Name: Chan, Lai Shan (Sandy)

Student number: 94247970

Light Travels Through Slits

Christian Huygens, a Dutch scientist, was the first person to suggest that light can be a wave. Huygens' principle states that every point on a wave front acts as a source of tiny spherical wavelet that travels forward with the same speed, c , as the wave . At a later instant (an unit change in time), the new wave front is tangent to all the forward-propagating wavelets. According to the Huygens' principle, the propagation of plane and spherical waves travels like the picture shows below where a) is the plane waves and b) is the spherical waves.

A light or a wave bends when it passes through an obstacle. This is called diffraction. When the waves are going through a slit/a barrier, Huygens' wavelets produced near the slit/the barrier edge cause the wave fronts to bend. Diffraction effect exists whenever a wave travels through a slit/a barrier. However, this effect is only important when the wavelength and the width of the slit have more or less the same length. We can illustrate that by the following two extreme cases.

Case II, when the width of the hole of the barrier and the wavelength are almost equal to each other, the wave fronts emerging from the hole spread in a broad pattern. In this case, the diffraction effect dominates the propagation. This is shown by the picture below:

Therefore, we can ignore the diffraction effect and assume light travels through a medium in straight lines when we considered optical systems where dimensions are >> the wavelength of light.

Double-Slit Interference

The picture below is an example of how the waves travel when they pass through a pair of coherent sources with narrow slits.

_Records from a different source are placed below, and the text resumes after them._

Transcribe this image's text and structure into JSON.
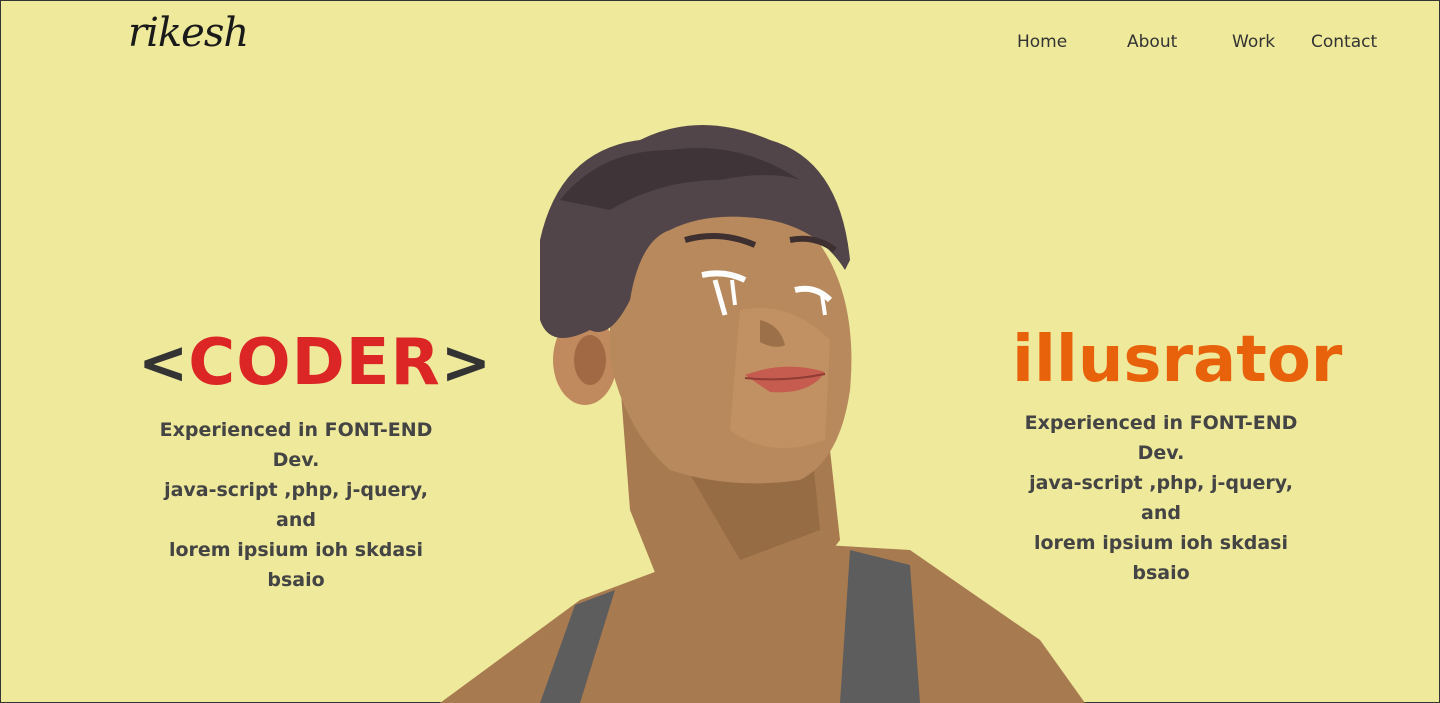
{
  "logo": {
    "text": "rikesh"
  },
  "nav": [
    {
      "label": "Home"
    },
    {
      "label": "About"
    },
    {
      "label": "Work"
    },
    {
      "label": "Contact"
    }
  ],
  "coder": {
    "open_bracket": "<",
    "title": "CODER",
    "close_bracket": ">",
    "lines": [
      "Experienced in FONT-END Dev.",
      "java-script ,php, j-query, and",
      "lorem ipsium ioh skdasi bsaio"
    ]
  },
  "illustrator": {
    "title": "illusrator",
    "lines": [
      "Experienced in FONT-END Dev.",
      "java-script ,php, j-query, and",
      "lorem ipsium ioh skdasi bsaio"
    ]
  },
  "colors": {
    "background": "#eee99b",
    "coder_accent": "#dc2626",
    "illustrator_accent": "#e8620c",
    "text": "#444444"
  },
  "hero_image": {
    "icon": "portrait-illustration"
  }
}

If we are going to map the intensity pattern along the slit some distance away, we'll find that it consists of bright and dark fringes. The bright light occurs when the paths from the 2 slits are either the same length or differ by an integer number of wavelengths which will form constructive interference (the waves are in phase under this condition). In contrast, the dark fringes occurs when their path length differ by an odd integer multiple of a half wavelength which will form destructive interference since it's 180 degree out of phase.

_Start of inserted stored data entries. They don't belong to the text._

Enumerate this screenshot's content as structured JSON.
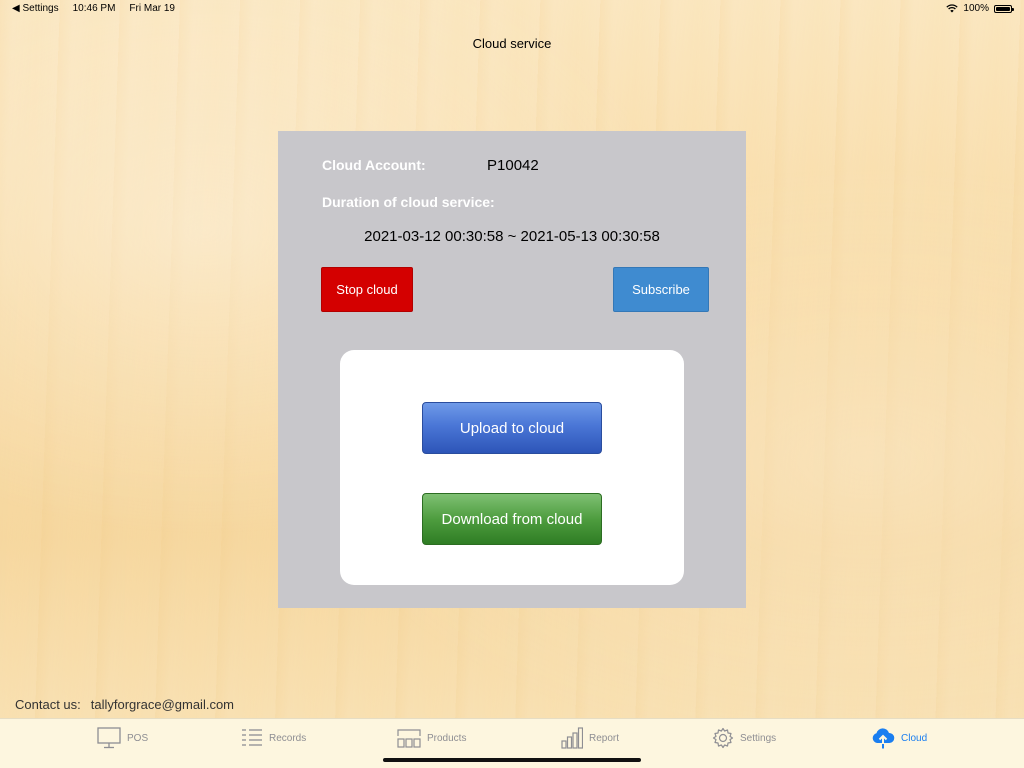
{
  "status_bar": {
    "back_label": "◀ Settings",
    "time": "10:46 PM",
    "date": "Fri Mar 19",
    "battery": "100%"
  },
  "nav": {
    "title": "Cloud service"
  },
  "panel": {
    "account_label": "Cloud Account:",
    "account_value": "P10042",
    "duration_label": "Duration of cloud service:",
    "duration_value": "2021-03-12 00:30:58 ~ 2021-05-13 00:30:58",
    "stop_label": "Stop cloud",
    "subscribe_label": "Subscribe",
    "upload_label": "Upload to cloud",
    "download_label": "Download from cloud"
  },
  "contact": {
    "label": "Contact us:",
    "email": "tallyforgrace@gmail.com"
  },
  "tabs": [
    {
      "label": "POS",
      "icon": "monitor-icon"
    },
    {
      "label": "Records",
      "icon": "list-icon"
    },
    {
      "label": "Products",
      "icon": "products-icon"
    },
    {
      "label": "Report",
      "icon": "bar-chart-icon"
    },
    {
      "label": "Settings",
      "icon": "gear-icon"
    },
    {
      "label": "Cloud",
      "icon": "cloud-upload-icon"
    }
  ],
  "colors": {
    "stop_button": "#d40000",
    "subscribe_button": "#3f8bd0",
    "active_tab": "#1a7ef0",
    "panel": "#c8c7cb"
  }
}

The picture below shows how we can find the locations of the interference fringes. A bright fringe occurs when the path-length difference (r2-r1) is an integer multiple of the wavelength.

If we assume length L >> the slit distance d. Then, the path-length of r1 and r2 will travel nearly parallel to the point P on the screen. From the picture below (a zoom-in picture of the slits part of the above picture), we find that the length difference between r1 and r2 is equal to (d sin a).

From what we illustrate above, we can find the location of bright fringes and dark fringes by the following two equations:

d sin a = m x wavelength (for bright fringes) where m=1,2,3....

d sin a = (m + 1/2) x wavelength (for dark fringes) where m=1,2,3....

References

G.R. Baldock and T. Bridgeman. Mathmetical Theory of Wave Motion. England: Ellis Horwood Limited, 1981.

Goran Einarsson. Principles of Lightwave Communications. England: John Wiley & Sons Ltd, 1996.

Mark P. Silverman. More Than One Mystery. New York: Springer-Verlag New York, Inc., 1995.